An ablation study was performed to determine the sensitivity of the resulting model to various factors. Most interestingly, adding noise appeared to have a negligible effect.
[Learning Agile and Dynamic Motor Skills for Legged Robots](Learning Agile and Dynamic Motor Skills for Legged Robots.pdf)
Published in 2019, this work developed a novel method for training quadrupedal robots in simulation using RL which successfully transfers to real world hardware. It has been cited nearly 2000 times as of February, 2026.
Method
A previously-existing rigid-body simulator with intermittent contact support was used for this work.

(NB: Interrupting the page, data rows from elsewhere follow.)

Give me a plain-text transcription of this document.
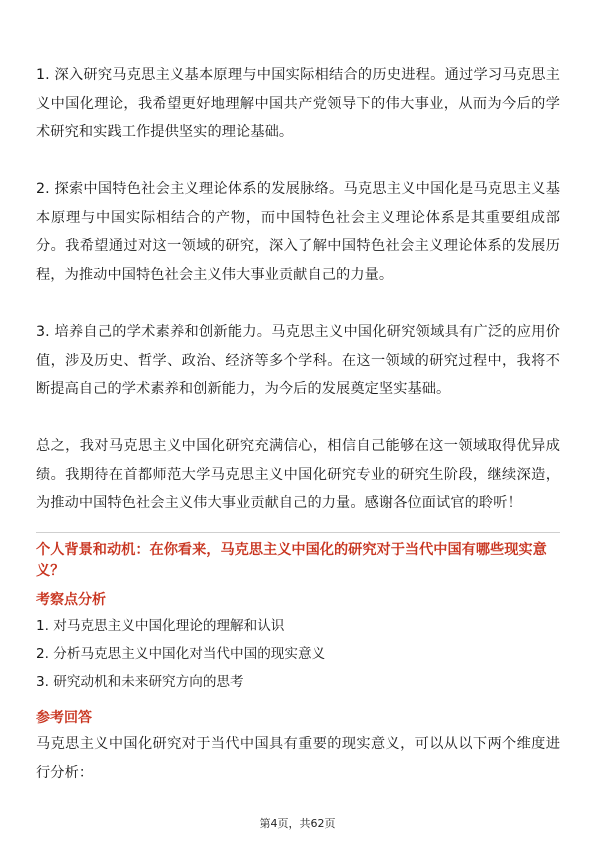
1. 深入研究马克思主义基本原理与中国实际相结合的历史进程。通过学习马克思主义中国化理论，我希望更好地理解中国共产党领导下的伟大事业，从而为今后的学术研究和实践工作提供坚实的理论基础。

2. 探索中国特色社会主义理论体系的发展脉络。马克思主义中国化是马克思主义基本原理与中国实际相结合的产物，而中国特色社会主义理论体系是其重要组成部分。我希望通过对这一领域的研究，深入了解中国特色社会主义理论体系的发展历程，为推动中国特色社会主义伟大事业贡献自己的力量。

3. 培养自己的学术素养和创新能力。马克思主义中国化研究领域具有广泛的应用价值，涉及历史、哲学、政治、经济等多个学科。在这一领域的研究过程中，我将不断提高自己的学术素养和创新能力，为今后的发展奠定坚实基础。

总之，我对马克思主义中国化研究充满信心，相信自己能够在这一领域取得优异成绩。我期待在首都师范大学马克思主义中国化研究专业的研究生阶段，继续深造，为推动中国特色社会主义伟大事业贡献自己的力量。感谢各位面试官的聆听！

个人背景和动机：在你看来，马克思主义中国化的研究对于当代中国有哪些现实意义？

考察点分析

1. 对马克思主义中国化理论的理解和认识

2. 分析马克思主义中国化对当代中国的现实意义

3. 研究动机和未来研究方向的思考

参考回答

马克思主义中国化研究对于当代中国具有重要的现实意义，可以从以下两个维度进行分析：

第4页，共62页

Domain randomisation was applied as follows, using 30 different ANYmal models with stochastically sampled inertial properties:
- COM positions, link masses, and joint positions were randomised by adding a noise sampled from U(-2,2) cm, U(-15,15) %, and U(-2,2) cm respectively.
Modelling The Actuation
Supervised learning was used to develop a model which provides an action-to-torque mapping. It produces an output of joint torques given a history of position errors (the actual position subtracted from the commanded position) and velocities.
A history consisting of the current state and two past states (t - 0.01 and t - 0.02 seconds) is used. The length of the history is an important attribute to choose. It should be sufficiently longer than the sum of all communication delays and the mechanical response time. In practice, the exact input configuration is tuned based on the validation error.
Noise Is All You Need to Bridge The Sim-To-Real Locomotion Gap
Menlo research are in the early stages of developing their open source bipedal humanoid, Asimov. Along the way they discovered that the leading factor in sim-to-real transfer success was not the accuracy of the MuJoCo physics platform used in their simulations, but the accurate modelling of the robot’s firmware and communications stack in simulation.
This technique is called “Processor-in-the-Loop”, which routes the control loop through the actual firmware stack including threading, timing, and numeric constraints even including an i2c emulator.
Some key takeaways:
- The real robot hardware stack is running, without knowing that it is in a simulation. It knows no difference whether it is talking to an actual or simulated i2c bus.
- Python math and C math often disagree, with Python apparently having infinite precision vs. the constrained floats of embedded C math which yield different answers.
- Modelling CANbus jitter in the control stack helps to catch bugs in CI (Continuous Integration) rather than on the robot, where it’s incredibly difficult and time consuming to debug.
Discussing with them in their Discord server, the slowdown to run processor-in-the-loop during training was about 2 to 3x, which they deemed acceptable.